The Colorado company gathering anti-MLS petitions

Bobby Epstein, the chairman of Circuit of the Americas, is understandably peeved that City Council OKed the use of city-owned land in North Central Austin for a new soccer stadium. Not only does Epstein fear the new Major League Soccer team will draw fans away from his own lesser soccer team, but he doesn’t want another big concert venue to rival his own.

He tried channeling his frustrations through IndyAustin, an outfit run by Linda Curtis, an eccentric mercenary with a proven prowess for gathering signatures for ballot initiatives. But the money he provided Curtis to gather signatures backfired when Curtis cluelessly promoted his cause with an online video featuring Pepe the Frog, the icon of the alt-right. Whoops.

bobbyepstein
Bobby Epstein. Credit: University of Texas School of Engineering

So Epstein struck out on his own, forming his own group, Fair Play Austin, to gather signatures to put an initiative on the ballot to bar the use of city land for a “sports facility, sports arena, and/or concert stadium” without voter approval.
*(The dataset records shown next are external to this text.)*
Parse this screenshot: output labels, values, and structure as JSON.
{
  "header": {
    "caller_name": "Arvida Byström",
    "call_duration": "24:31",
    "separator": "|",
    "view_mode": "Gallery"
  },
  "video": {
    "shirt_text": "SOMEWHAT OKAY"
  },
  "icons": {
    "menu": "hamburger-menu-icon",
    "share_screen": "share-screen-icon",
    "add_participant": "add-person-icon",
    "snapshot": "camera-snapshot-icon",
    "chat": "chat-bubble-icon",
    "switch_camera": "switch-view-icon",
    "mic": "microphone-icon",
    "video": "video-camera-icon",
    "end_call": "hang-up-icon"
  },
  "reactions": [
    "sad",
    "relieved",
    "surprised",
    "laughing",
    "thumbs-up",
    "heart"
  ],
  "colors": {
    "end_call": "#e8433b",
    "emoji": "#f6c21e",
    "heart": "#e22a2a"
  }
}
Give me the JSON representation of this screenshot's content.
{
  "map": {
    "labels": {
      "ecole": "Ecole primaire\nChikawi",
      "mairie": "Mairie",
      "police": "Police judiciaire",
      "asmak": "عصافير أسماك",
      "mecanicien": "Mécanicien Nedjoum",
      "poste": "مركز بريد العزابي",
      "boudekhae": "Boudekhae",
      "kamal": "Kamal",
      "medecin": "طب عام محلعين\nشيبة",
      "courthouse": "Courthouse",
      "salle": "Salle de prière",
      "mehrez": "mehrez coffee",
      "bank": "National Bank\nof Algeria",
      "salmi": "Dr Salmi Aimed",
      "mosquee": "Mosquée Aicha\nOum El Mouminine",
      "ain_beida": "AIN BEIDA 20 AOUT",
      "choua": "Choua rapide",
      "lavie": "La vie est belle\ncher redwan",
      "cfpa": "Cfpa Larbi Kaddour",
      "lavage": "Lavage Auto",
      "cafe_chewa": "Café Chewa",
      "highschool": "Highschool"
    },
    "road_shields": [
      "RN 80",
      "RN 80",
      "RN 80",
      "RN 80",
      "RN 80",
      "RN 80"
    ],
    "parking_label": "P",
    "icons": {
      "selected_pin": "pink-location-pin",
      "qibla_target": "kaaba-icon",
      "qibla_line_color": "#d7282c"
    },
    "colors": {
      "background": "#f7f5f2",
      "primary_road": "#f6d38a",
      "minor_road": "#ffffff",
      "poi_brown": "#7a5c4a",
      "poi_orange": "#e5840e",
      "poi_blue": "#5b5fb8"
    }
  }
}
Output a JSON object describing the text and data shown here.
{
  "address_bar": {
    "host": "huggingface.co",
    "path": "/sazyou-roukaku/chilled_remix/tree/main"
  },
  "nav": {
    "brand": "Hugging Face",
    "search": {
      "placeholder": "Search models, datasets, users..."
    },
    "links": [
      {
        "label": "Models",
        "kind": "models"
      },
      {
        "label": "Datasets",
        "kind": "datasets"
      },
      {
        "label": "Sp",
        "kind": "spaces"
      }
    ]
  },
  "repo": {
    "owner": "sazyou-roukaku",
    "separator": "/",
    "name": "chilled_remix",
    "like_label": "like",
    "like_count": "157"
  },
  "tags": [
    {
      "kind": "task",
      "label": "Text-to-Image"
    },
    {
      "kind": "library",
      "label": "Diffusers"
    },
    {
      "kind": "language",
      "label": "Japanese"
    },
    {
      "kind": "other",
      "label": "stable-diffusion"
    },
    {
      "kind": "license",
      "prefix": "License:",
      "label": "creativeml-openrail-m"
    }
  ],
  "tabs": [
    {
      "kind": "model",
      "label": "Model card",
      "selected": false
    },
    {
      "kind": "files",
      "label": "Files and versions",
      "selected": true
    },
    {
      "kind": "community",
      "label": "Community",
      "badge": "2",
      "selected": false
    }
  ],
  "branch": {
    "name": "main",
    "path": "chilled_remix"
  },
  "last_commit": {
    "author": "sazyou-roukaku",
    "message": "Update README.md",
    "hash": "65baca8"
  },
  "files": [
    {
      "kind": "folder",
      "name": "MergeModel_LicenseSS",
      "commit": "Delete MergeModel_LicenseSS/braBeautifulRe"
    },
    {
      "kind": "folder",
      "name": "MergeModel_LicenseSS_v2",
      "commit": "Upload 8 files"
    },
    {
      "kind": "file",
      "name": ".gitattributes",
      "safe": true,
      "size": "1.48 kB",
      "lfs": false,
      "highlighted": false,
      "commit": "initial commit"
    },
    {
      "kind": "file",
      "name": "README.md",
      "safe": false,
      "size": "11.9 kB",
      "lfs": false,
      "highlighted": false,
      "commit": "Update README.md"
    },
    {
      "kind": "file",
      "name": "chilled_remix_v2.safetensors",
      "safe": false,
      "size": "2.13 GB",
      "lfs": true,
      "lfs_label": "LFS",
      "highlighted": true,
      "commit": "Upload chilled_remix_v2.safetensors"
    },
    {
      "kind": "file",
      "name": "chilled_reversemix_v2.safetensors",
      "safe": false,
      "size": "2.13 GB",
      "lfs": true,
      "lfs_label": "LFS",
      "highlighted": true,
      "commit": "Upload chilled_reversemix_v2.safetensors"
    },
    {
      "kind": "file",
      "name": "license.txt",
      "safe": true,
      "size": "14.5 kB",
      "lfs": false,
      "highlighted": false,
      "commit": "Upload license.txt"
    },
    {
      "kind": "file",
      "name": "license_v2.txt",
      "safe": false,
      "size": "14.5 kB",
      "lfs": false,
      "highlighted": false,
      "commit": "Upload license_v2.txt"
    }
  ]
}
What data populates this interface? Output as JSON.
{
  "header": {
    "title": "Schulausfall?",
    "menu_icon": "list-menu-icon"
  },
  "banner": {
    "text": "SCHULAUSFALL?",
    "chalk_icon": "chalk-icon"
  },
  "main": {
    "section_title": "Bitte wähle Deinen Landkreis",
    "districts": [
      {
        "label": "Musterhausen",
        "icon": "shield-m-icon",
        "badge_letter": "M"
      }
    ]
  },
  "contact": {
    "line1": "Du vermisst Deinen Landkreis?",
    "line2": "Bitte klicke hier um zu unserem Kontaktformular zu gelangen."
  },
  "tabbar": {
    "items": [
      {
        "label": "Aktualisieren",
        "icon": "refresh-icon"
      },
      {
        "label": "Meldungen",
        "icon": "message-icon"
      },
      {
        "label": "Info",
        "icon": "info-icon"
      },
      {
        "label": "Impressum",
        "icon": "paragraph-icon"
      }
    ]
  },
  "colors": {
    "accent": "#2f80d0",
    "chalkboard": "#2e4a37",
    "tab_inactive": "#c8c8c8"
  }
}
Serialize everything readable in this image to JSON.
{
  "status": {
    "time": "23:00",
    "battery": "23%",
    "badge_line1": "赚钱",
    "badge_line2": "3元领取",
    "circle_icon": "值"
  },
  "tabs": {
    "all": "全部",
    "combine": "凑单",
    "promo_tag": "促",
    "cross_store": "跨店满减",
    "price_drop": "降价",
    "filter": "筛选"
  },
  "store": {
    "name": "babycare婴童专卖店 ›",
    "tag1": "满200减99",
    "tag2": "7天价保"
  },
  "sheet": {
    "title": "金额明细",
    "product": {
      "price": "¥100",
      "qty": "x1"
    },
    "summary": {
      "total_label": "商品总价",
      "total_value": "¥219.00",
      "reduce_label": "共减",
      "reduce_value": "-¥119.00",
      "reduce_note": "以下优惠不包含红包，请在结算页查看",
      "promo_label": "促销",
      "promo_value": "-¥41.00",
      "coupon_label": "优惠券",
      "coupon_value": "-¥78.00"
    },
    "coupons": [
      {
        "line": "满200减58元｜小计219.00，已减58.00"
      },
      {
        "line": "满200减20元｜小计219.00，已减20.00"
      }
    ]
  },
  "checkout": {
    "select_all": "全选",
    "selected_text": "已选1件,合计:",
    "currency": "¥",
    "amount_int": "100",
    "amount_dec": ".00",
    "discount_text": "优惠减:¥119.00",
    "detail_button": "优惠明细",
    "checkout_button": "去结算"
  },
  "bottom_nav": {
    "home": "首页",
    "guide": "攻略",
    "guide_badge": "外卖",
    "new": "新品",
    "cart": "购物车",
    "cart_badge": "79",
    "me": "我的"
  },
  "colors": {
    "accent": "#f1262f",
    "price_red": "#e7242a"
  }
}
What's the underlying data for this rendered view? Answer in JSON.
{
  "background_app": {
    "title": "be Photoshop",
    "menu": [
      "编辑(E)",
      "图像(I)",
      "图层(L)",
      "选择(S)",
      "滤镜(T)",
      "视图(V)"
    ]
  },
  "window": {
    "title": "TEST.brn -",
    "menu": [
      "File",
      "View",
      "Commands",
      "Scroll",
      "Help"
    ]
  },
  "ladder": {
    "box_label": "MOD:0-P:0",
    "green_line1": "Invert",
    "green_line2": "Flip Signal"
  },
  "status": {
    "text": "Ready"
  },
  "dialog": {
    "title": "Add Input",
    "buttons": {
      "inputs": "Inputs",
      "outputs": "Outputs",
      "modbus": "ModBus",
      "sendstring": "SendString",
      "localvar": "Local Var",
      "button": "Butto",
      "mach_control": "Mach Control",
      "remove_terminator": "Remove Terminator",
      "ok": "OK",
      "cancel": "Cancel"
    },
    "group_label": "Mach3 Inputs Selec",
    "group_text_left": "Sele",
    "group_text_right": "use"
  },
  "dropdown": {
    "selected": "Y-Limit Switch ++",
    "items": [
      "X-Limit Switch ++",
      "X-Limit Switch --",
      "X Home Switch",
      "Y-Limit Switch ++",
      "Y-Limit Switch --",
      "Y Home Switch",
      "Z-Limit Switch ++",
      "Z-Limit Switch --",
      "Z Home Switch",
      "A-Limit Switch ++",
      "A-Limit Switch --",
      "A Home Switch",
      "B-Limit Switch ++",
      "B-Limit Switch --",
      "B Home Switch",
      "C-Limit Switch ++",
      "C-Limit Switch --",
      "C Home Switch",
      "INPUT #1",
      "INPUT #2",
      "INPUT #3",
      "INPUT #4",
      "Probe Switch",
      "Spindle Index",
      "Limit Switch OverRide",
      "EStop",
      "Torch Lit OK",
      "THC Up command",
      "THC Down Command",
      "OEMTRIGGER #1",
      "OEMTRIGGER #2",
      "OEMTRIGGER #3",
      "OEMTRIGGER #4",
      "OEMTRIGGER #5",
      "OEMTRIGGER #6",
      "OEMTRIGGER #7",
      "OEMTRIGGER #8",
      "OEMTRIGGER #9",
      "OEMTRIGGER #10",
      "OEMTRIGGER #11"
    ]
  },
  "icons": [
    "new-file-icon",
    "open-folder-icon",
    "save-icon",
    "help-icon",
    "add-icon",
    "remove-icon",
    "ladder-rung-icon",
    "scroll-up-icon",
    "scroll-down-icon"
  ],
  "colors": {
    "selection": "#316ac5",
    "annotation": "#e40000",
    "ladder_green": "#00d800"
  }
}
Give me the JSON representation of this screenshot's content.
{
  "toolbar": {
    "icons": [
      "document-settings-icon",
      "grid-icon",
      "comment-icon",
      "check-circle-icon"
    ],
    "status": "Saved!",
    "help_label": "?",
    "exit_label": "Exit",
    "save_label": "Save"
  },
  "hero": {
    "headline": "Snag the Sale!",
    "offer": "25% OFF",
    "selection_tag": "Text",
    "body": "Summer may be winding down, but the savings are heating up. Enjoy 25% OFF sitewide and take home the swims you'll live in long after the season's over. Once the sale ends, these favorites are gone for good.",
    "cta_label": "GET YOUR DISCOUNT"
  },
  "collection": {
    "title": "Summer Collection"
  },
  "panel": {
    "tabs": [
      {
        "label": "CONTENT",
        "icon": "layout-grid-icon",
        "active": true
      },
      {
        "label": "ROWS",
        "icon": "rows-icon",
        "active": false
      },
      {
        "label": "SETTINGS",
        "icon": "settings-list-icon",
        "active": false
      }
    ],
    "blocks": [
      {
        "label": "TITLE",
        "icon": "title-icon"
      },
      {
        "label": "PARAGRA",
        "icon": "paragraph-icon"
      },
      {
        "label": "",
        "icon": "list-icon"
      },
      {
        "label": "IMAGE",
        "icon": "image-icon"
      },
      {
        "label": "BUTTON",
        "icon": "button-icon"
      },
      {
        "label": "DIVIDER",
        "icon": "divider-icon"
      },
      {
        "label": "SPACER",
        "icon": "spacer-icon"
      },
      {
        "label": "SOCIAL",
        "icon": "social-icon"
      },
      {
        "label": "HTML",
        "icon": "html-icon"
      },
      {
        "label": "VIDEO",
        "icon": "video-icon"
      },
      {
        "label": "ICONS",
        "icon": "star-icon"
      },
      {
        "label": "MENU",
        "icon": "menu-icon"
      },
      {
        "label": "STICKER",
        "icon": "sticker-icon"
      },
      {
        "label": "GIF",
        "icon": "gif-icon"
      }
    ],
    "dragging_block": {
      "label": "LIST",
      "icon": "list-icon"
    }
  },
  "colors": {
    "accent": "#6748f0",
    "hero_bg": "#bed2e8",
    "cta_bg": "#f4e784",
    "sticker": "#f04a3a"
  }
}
At the end of October, that group reported that it had spent $77,831, all of which was provided by Epstein. All of that went to pay a Denver-based company, CAC Advising Group.

Who is CAC Advising Group. It is ostensibly the company that is overseeing¬†the signature-gathering effort. At least two of their paid canvassers have been caught lying to people about what the initiative will do. It’s not clear whether the canvassers were fed the lies or made them up themselves.

There’s precious little information about the company online. If it has a website, it’s not easy to find.

It was apparently formed in February. It also has provided these two descriptions of itself on Alignable, a small business network:

“We manage petition signature gathering and get out the vote projects for issue petitions and political candidates.”

“We develop and manage crews to market for roofing and automobile hail damage companies.”

Which naturally leads me to ask: Did they get into petition-gathering because the hail damage business was slow or vice-versa? Far be it from me to criticize an entrepreneur for diversifying his service offerings, but I wonder if this company has some identity issues to work out.